Cold War Anxieties, Patriotism, and Religious Antinuclearism in the Texas Panhandle
Keywords:
Nuclear weapons, Cold War, Antinuclear activism, Radioactive contamination, Bible BeltAbstract
In June 2000, at the public meeting of the Workers’ Compensation Initiative in Amarillo, Texas, several employees of the Pantex nuclear plant voiced their concerns about their jobs, their health, and the environment. For decades, their work had been shrouded in secrecy. They had to lie about what they did for a living. By the time the veil was lifted on the actual role of the assembly and disassembly plant and employees began to fall ill, they also felt they had been lied to.
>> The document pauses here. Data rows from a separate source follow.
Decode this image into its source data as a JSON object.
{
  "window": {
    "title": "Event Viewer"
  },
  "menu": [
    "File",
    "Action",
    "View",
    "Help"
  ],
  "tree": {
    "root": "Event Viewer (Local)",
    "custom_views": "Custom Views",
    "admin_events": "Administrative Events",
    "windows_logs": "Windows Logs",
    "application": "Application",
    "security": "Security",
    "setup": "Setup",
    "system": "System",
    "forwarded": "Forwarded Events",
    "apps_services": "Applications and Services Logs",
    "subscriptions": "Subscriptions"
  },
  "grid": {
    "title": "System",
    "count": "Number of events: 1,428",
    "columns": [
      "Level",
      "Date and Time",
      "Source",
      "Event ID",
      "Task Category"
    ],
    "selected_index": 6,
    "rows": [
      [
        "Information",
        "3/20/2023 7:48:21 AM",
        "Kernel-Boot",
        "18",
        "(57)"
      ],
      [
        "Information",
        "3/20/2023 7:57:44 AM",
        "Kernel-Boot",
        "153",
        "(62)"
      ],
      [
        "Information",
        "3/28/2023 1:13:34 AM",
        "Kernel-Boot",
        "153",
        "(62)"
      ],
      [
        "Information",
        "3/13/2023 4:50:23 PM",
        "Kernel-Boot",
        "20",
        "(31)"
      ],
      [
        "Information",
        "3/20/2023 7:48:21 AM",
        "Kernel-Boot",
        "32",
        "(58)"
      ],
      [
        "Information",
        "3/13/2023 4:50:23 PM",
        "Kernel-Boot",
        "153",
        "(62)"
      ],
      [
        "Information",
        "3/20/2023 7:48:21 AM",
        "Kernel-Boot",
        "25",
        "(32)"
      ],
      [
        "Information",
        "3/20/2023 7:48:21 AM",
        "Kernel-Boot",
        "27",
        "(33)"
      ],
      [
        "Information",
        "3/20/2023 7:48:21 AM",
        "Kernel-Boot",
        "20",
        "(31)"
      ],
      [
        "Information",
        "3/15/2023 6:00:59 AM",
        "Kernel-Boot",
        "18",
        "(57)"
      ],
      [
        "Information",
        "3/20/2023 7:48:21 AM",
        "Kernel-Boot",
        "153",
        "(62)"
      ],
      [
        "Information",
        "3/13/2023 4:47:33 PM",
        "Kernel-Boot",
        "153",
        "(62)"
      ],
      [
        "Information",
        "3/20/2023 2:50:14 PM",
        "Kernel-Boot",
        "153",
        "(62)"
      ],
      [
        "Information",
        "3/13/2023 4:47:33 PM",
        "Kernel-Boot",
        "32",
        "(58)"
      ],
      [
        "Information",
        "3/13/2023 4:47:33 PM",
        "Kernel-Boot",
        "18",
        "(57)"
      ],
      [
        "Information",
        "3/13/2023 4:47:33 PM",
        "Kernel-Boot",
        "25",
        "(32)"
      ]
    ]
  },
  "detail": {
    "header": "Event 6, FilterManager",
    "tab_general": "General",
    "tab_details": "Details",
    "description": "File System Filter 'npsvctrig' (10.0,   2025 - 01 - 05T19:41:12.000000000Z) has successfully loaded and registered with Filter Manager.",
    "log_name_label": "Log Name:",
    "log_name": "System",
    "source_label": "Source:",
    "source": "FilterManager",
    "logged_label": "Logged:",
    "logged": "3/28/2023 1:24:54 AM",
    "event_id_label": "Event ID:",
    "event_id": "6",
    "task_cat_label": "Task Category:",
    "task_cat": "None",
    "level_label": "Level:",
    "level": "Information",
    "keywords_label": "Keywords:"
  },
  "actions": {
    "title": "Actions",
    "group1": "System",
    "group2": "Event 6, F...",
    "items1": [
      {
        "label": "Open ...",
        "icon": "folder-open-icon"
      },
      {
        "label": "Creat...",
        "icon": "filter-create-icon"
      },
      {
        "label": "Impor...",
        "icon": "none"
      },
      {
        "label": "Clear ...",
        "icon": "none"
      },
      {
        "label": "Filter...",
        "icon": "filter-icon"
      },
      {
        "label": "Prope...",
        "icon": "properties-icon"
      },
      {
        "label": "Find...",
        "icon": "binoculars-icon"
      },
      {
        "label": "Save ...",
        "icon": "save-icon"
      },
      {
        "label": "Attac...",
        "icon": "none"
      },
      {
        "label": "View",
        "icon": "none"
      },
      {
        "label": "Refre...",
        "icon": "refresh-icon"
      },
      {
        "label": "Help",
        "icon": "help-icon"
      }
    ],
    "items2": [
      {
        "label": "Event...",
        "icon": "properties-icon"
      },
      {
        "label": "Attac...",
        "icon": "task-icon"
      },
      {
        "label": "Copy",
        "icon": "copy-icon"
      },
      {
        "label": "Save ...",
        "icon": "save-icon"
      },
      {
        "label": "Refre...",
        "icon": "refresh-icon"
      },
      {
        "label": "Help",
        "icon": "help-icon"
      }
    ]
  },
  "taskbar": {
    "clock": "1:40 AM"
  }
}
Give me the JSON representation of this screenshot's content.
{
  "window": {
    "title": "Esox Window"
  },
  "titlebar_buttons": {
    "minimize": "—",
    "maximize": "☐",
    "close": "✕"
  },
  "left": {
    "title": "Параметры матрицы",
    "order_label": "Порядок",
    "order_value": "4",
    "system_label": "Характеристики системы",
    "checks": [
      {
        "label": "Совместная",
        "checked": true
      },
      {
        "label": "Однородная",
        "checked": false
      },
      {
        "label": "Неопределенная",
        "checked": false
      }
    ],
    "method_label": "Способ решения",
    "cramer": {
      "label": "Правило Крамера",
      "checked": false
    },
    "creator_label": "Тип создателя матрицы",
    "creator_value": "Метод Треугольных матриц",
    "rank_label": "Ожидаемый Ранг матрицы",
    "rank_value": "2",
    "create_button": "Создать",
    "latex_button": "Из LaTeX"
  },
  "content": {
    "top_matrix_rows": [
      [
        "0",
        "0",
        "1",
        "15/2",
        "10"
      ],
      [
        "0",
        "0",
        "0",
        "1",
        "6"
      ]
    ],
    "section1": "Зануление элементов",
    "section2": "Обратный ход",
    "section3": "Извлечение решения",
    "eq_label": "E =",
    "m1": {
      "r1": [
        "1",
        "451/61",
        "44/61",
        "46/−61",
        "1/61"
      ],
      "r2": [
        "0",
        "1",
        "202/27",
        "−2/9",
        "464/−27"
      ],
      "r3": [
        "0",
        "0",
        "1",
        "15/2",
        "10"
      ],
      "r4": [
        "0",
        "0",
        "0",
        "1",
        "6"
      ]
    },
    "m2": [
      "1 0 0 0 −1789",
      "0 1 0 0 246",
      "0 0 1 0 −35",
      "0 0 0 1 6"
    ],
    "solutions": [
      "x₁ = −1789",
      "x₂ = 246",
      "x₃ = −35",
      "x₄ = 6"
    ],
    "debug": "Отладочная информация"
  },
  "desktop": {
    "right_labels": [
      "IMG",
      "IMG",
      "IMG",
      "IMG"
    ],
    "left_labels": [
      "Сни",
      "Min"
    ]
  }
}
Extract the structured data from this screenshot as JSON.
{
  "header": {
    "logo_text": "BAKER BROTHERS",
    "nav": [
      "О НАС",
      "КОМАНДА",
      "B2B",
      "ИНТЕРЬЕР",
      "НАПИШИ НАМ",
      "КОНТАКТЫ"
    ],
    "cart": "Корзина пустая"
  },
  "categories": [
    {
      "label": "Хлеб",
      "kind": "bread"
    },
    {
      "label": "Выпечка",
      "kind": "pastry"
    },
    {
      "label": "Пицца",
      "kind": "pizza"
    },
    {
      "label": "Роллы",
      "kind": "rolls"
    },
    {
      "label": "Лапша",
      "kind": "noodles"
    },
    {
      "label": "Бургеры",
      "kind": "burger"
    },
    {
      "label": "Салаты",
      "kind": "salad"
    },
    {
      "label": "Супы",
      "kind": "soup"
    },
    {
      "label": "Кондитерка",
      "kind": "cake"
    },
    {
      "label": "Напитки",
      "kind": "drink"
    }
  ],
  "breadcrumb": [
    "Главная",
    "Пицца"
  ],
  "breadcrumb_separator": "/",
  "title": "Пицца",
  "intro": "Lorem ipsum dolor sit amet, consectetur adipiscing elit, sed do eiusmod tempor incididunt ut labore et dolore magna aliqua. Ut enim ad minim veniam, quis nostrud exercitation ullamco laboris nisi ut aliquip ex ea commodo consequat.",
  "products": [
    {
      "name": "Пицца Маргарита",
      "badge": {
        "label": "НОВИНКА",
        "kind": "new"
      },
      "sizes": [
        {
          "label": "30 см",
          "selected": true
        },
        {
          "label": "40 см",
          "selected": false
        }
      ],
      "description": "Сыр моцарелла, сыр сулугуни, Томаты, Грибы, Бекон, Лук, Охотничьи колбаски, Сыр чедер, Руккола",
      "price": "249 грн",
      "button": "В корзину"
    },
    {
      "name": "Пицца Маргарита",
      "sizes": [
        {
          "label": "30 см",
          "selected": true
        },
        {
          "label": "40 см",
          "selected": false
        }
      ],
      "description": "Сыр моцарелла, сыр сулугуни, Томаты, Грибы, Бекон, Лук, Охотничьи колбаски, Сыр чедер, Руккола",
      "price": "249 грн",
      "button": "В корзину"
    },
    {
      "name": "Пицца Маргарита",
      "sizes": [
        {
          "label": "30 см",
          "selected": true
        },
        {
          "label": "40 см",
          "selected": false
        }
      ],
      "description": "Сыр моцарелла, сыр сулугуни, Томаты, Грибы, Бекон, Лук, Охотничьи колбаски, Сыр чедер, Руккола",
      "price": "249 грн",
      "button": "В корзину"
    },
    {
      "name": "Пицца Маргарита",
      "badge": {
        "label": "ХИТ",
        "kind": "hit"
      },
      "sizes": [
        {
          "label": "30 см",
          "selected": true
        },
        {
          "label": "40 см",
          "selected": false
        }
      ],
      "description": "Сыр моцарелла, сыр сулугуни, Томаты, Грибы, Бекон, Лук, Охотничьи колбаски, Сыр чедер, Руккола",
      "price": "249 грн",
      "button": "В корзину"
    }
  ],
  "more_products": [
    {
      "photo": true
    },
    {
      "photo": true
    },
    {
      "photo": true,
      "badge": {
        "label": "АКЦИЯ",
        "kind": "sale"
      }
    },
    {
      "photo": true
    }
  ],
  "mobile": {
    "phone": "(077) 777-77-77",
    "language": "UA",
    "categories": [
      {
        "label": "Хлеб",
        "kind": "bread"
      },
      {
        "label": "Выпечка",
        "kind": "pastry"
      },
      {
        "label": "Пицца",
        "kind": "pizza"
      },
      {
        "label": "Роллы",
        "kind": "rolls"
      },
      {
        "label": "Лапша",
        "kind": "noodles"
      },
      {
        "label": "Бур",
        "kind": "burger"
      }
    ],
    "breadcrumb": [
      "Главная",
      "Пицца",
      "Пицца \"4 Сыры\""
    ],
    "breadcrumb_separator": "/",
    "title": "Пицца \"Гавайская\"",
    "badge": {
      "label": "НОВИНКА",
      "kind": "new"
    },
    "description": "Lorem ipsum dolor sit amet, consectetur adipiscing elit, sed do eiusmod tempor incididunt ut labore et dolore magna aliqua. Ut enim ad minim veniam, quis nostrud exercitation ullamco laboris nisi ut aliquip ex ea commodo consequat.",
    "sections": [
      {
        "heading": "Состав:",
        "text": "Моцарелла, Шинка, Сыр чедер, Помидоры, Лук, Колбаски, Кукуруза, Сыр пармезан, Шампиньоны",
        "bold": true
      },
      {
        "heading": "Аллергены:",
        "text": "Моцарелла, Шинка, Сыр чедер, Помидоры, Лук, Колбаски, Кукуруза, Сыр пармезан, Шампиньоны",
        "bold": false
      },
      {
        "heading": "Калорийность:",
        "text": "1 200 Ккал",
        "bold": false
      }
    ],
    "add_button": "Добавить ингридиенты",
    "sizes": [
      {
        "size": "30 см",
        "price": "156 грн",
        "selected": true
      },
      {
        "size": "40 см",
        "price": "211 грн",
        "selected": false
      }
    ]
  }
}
Pantex epitomizes some of the most fundamental aspects of the Cold War: the manipulation of truth and fear, the patriotic pride of participating in national security, and the moral dilemma posed by weapons of mass destruction—especially in an area such as the Texas Panhandle, which is part of the Bible Belt. This paper addresses the role played by secrecy and the concealment of truth in relations between the local populations who live in the vicinity of, and work at, nuclear installations and the politics of the nuclear military complex during the Cold War. By analyzing the reactions and discourses of both anonymous and well-known protagonists, including Bishop Leroy Matthiesen, who became nationally famous for speaking out against Pantex in the 1980s, who expressed their views on this particular and largely overlooked cog in the nuclearist machine, the objective is to demonstrate how Pantex thrived while being tangled in a web of various lies and half-truths: those political leaders told to perpetuate the armament race, those employers such as the Atomic Energy Commission or the Department of Energy told workers on radioactive contamination, and those employees and residents told themselves to cope with the moral qualms of assembling the most dangerous weapons on earth.